Flat Number 5: Hadji Hadji and Son, Daughter-in-Law and Grandchildren
‘But grandpa, what if I step on them by mistake?’ exclaimed the five and a half year old.
‘If you step on them, the genies will get into you. They will twist you out of shape,’ roared the seven and a half year old.
‘Like you’ve got a giant head!’
Hadji Hadji intervened: ‘Don’t talk like that with your older brother. Neither the genies nor Allah will like those who don’t respect their elders.’
The five and a half year old tilted her head, tugging her pinky-ginger pleated skirt. Utterly immobile for a while, from the corner of her eye she then looked at her older brother only to see the other pouting at her. Without a sound she slid closer to her grandfather.
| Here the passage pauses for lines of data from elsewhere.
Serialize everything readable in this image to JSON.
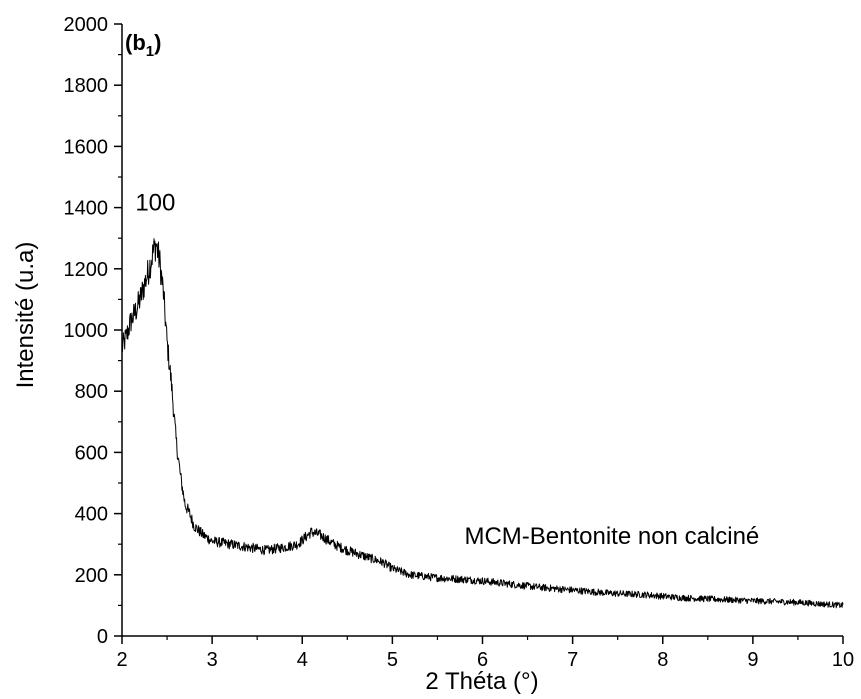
{
  "chart_data": {
    "type": "line",
    "panel_label": "(b",
    "panel_label_sub": "1",
    "panel_label_close": ")",
    "xlabel": "2 Théta (°)",
    "ylabel": "Intensité (u.a)",
    "xlim": [
      2,
      10
    ],
    "ylim": [
      0,
      2000
    ],
    "xticks": [
      2,
      3,
      4,
      5,
      6,
      7,
      8,
      9,
      10
    ],
    "yticks": [
      0,
      200,
      400,
      600,
      800,
      1000,
      1200,
      1400,
      1600,
      1800,
      2000
    ],
    "grid": false,
    "annotations": [
      {
        "text": "100",
        "x": 2.37,
        "y": 1390
      },
      {
        "text": "MCM-Bentonite non calciné",
        "x": 5.8,
        "y": 300
      }
    ],
    "series": [
      {
        "color": "#000000",
        "x": [
          2.0,
          2.05,
          2.1,
          2.15,
          2.2,
          2.25,
          2.3,
          2.35,
          2.38,
          2.42,
          2.46,
          2.5,
          2.55,
          2.6,
          2.65,
          2.7,
          2.75,
          2.8,
          2.9,
          3.0,
          3.2,
          3.4,
          3.6,
          3.8,
          3.95,
          4.1,
          4.2,
          4.35,
          4.5,
          4.7,
          4.9,
          5.0,
          5.2,
          5.5,
          5.8,
          6.0,
          6.3,
          6.6,
          7.0,
          7.4,
          7.8,
          8.2,
          8.6,
          9.0,
          9.5,
          10.0
        ],
        "y": [
          940,
          980,
          1030,
          1060,
          1100,
          1150,
          1200,
          1260,
          1280,
          1220,
          1120,
          960,
          820,
          640,
          520,
          430,
          400,
          360,
          330,
          310,
          300,
          290,
          280,
          290,
          300,
          340,
          330,
          300,
          280,
          260,
          240,
          220,
          200,
          190,
          185,
          180,
          170,
          160,
          150,
          140,
          135,
          125,
          120,
          115,
          110,
          100
        ]
      }
    ]
  }
}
‘The genies have a sultan. They call him Beelzebub. Never do they dare to disobey his orders, but there are times when they get involved in all sorts of intrigues without his knowledge. The genie gang comes in all types. The genies are like humans, some are good, some wicked. Some are devout, some infidels. There are three types of genies: firstly, there are some in the form of snakes or bugs, secondly are those in the shape of wind or water and last but not least, there are those who take the form of humans. It is this last group that is the most menacing of all! You can never tell if they are really humans or genies. They throw weddings that last until dawn, eating, drinking and dancing to the rhythm of drums and zurnas. If you ever happen upon a genie wedding late at night, you should instantly turn your head. Don’t ever try to sneak a look! When you get up to go to the bathroom at night, don’t ever take even one step without uttering Allah’s name aloud! Particular attention needs to be paid to thresholds because that’s where the genies like to linger. Th
e only way to eschew the genies is to not do anything without uttering Allah’s name. If you forget to do so, the genies will surely reach you and meddle with your life!’ repined Hadji Hadji, leaning his aching back on one of the pillows piled up on the couch to build an Osman afterward. The little girl next to him cowered and moved in tandem, as if glued to the old man.
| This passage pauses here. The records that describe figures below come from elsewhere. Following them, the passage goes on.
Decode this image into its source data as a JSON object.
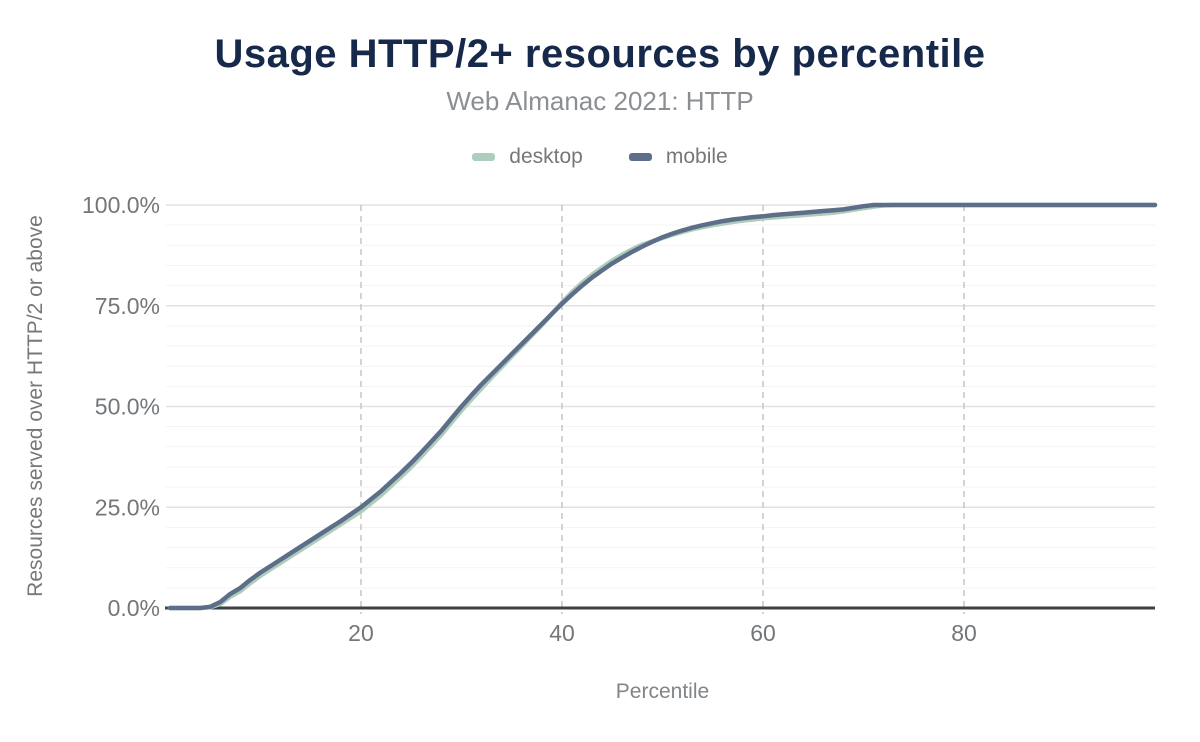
{
  "colors": {
    "title": "#16294a",
    "subtitle": "#8b8f93",
    "axis_text": "#73777a",
    "axis_line": "#3d4043",
    "grid_major": "#e2e2e2",
    "grid_minor": "#f3f3f3",
    "grid_vertical": "#c9c9c9",
    "desktop": "#aecdbc",
    "mobile": "#5d6f88"
  },
  "chart_data": {
    "type": "line",
    "title": "Usage HTTP/2+ resources by percentile",
    "subtitle": "Web Almanac 2021: HTTP",
    "xlabel": "Percentile",
    "ylabel": "Resources served over HTTP/2 or above",
    "legend_position": "top",
    "grid": {
      "horizontal_minor_step": 5,
      "horizontal_major_step": 25,
      "vertical_dashed_at_x_ticks": true
    },
    "xlim": [
      1,
      100
    ],
    "ylim": [
      0,
      100
    ],
    "x_ticks": {
      "values": [
        20,
        40,
        60,
        80
      ],
      "labels": [
        "20",
        "40",
        "60",
        "80"
      ]
    },
    "y_ticks": {
      "values": [
        0,
        25,
        50,
        75,
        100
      ],
      "labels": [
        "0.0%",
        "25.0%",
        "50.0%",
        "75.0%",
        "100.0%"
      ]
    },
    "x_percentiles": {
      "start": 1,
      "end": 100,
      "step": 1
    },
    "series": [
      {
        "name": "desktop",
        "color": "#aecdbc",
        "values": [
          0,
          0,
          0,
          0,
          0.2,
          1,
          2.8,
          4.2,
          6.2,
          8,
          9.6,
          11.2,
          12.8,
          14.4,
          16,
          17.6,
          19.2,
          20.8,
          22.4,
          24,
          26,
          28,
          30.3,
          32.6,
          35,
          37.6,
          40.3,
          43,
          46,
          49,
          51.8,
          54.5,
          57.2,
          59.8,
          62.4,
          65,
          67.6,
          70.2,
          73,
          75.8,
          78.4,
          80.7,
          82.7,
          84.5,
          86.2,
          87.7,
          89,
          90.2,
          91,
          91.8,
          92.6,
          93.3,
          94,
          94.5,
          95,
          95.4,
          95.8,
          96.1,
          96.4,
          96.7,
          96.9,
          97.1,
          97.3,
          97.5,
          97.7,
          97.9,
          98.1,
          98.4,
          98.8,
          99.2,
          99.6,
          99.9,
          100,
          100,
          100,
          100,
          100,
          100,
          100,
          100,
          100,
          100,
          100,
          100,
          100,
          100,
          100,
          100,
          100,
          100,
          100,
          100,
          100,
          100,
          100,
          100,
          100,
          100,
          100,
          100
        ]
      },
      {
        "name": "mobile",
        "color": "#5d6f88",
        "values": [
          0,
          0,
          0,
          0,
          0.3,
          1.5,
          3.5,
          5,
          7,
          8.8,
          10.4,
          12,
          13.6,
          15.2,
          16.8,
          18.4,
          20,
          21.6,
          23.3,
          25,
          27,
          29,
          31.3,
          33.6,
          36,
          38.6,
          41.3,
          44,
          47,
          50,
          52.8,
          55.5,
          58,
          60.5,
          63,
          65.5,
          68,
          70.5,
          73,
          75.5,
          77.8,
          80,
          82,
          83.8,
          85.5,
          87,
          88.4,
          89.7,
          90.9,
          92,
          92.9,
          93.7,
          94.4,
          95,
          95.5,
          96,
          96.4,
          96.7,
          97,
          97.2,
          97.5,
          97.7,
          97.9,
          98.1,
          98.3,
          98.5,
          98.7,
          98.9,
          99.3,
          99.7,
          100,
          100,
          100,
          100,
          100,
          100,
          100,
          100,
          100,
          100,
          100,
          100,
          100,
          100,
          100,
          100,
          100,
          100,
          100,
          100,
          100,
          100,
          100,
          100,
          100,
          100,
          100,
          100,
          100,
          100
        ]
      }
    ]
  }
}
‘The most horrible one is the “Crimson Broad”. When she haunts a woman who has just given birth, she’ll never let go of her prey. All night long, she mounts the new mother’s chest as if riding a horse. Only at dawn does she leave the poor thing drenched in sweat and fear, but the next night, she’s back there again, this time attacking the cradle, throwing the baby up in the air like a soccer ball.’
‘Oh I remember her,’ the seven and a half year old blurted out, eyeing his siblings, ‘She came to their birth!’
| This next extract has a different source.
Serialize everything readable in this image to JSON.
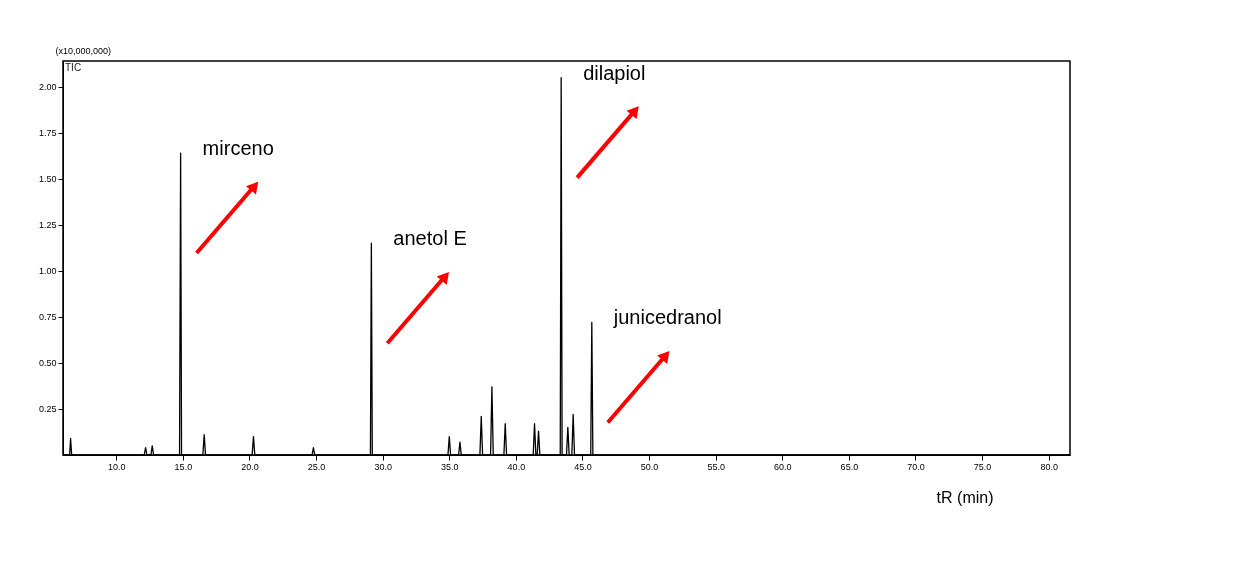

‘Of course, she would! If, instead of having the birth her way, your mother had called for your deceased grandmother, there would be no quandaries. Your grandma, peace be upon her, would certainly have managed to get rid of the “Crimson Broad”, but the poor soul passed away without seeing her grandchildren.’
Deeply vexed by their grandfather’s response, the five and a half year old and the six and a half year old grovelled at once. While the little girl’s lower lip drooped down, the boy had started to suck his thumb which was already thinned out from constant sucking.